Mein Kind hat Angst              

Die Angst vor der Schule, vor Monstern, dem Fremden — Ängste sind bei Kindern etwas ganz Normales. Aber woher kommt dieses Gefühl und wie kann es überwunden werden?
Text: Jesper Juul

Illustration: Petra Dufkova/Die Illustratoren

Das Wichtigste zum Thema

Ängste bei Kindern sind völlig normal. Ob ein dunkles Zimmer oder das Monster unter dem Bett: Verantwortlich fürs Fürchten ist unter anderem die Entwicklung des kindlichen Gehirns. Das Kind benötigt die Nähe der Eltern oder anderen Bezugspersonen und die Gewissheit, dass es selbst den richtigen Umgang mit der Situation erlernen wird.

Teilweise leidet ein Kind aber auch an einer Angst, die von den Eltern übertragen wird.
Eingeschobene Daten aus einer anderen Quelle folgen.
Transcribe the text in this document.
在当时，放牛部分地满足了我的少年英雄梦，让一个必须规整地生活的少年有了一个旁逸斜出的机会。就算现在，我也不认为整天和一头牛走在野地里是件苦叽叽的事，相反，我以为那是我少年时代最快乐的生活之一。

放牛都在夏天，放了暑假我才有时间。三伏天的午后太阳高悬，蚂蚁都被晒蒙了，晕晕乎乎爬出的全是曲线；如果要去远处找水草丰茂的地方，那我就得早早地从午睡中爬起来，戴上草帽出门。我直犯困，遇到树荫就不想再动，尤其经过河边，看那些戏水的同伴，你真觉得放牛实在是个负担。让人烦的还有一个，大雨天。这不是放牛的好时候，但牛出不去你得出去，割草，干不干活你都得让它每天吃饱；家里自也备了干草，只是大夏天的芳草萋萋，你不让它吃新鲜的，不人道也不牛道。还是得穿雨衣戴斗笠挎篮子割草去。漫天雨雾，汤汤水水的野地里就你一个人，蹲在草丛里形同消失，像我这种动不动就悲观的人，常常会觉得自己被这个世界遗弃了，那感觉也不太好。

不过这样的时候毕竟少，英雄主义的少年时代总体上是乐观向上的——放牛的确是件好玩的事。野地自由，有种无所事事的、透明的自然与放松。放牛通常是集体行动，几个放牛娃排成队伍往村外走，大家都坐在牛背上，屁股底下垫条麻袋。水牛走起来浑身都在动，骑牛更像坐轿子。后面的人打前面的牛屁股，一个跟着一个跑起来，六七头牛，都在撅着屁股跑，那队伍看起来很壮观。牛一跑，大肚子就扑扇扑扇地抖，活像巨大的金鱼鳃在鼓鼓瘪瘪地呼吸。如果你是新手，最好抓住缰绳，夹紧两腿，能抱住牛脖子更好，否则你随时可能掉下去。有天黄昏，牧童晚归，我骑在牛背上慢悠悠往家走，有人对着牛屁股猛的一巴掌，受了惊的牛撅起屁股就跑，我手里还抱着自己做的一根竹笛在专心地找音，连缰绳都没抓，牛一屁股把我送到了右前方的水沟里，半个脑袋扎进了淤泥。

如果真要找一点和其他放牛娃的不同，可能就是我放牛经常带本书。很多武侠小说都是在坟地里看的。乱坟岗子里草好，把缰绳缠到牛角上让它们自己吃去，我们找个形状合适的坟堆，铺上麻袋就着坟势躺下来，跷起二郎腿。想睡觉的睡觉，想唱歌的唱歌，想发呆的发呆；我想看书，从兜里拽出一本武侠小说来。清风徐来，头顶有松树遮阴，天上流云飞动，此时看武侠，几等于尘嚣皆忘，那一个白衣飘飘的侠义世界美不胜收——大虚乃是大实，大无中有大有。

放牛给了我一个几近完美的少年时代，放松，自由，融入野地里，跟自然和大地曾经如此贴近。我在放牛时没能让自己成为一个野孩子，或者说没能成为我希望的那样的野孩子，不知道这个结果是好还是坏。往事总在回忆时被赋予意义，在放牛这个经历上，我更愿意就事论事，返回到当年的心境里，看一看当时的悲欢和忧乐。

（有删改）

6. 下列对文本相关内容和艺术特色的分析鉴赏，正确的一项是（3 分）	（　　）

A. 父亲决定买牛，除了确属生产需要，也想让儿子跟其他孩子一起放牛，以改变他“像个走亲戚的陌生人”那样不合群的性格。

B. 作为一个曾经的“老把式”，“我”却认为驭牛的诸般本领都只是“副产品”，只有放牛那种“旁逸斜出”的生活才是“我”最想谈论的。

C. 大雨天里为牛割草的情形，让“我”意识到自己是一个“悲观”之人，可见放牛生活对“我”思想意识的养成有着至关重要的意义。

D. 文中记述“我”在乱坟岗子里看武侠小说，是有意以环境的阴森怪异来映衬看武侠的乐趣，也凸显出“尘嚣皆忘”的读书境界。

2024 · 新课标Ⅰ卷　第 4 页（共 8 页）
Kinder sind äusserst sensibel, wenn es um die Gefühle von Familienmitgliedern geht. 

Wie Sie Ihrem Kind in einer Angstsituation konkret helfen und eine vertrauensvolle Basis schaffen können und warum Sie die Aussagen Ihres Kindes unbedingt ernst nehmen sollten, erfahren Sie im Text. Lesen Sie ausserdem, welche Elterntypen es gibt. Welcher Typ sind Sie?

Die meisten Kinder lei­den zeitweise mehr oder weniger unter Angst. Oft hat diese Angst wenig oder gar nichts mit dem psychischen Zustand der Eltern zu tun. Aber manchmal spielt sehr wohl das bewusste oder auch unbewusste innere und äussere Verhalten der Eltern eine grosse Rol­le. Insbesondere im Vorschulalter haben die Kinder häufig eine 24­Stunden­«Hotline» zu den Ge­fühlen und Stimmungen ihrer Eltern. Es ist selbstverständlich, dass Kinder Angst bekommen, wenn ihre Eltern viele destruktive Konflikte haben, laut miteinander schreien und wenn verbale oder physische Gewalt Alltag ist. 
Gleichzeitig kann Angst bei Kin­dern aber auch Ausdruck für eine versteckte Angst der Eltern sein, zum Beispiel die Leistungsangst des Vaters, die er zu verstecken gelernt hat, oder der Perfektionismus der Mutter, der ja auch eine Art Leis­tungsangst ist. Es kann auch eine Mutter sein, die in der Beziehung zu ihren Kindern eine permanent ängstliche Einstellung entwickelt hat. Oder es geht um die Unsicher­heit der Eltern in der Elternrolle und ihre Angst, etwas falsch zu machen. Diese Unsicherheit entsteht eben etwa dann, wenn das Kind häufig unter Angst leidet – und somit ein Teufelskreis eingeleitet ist.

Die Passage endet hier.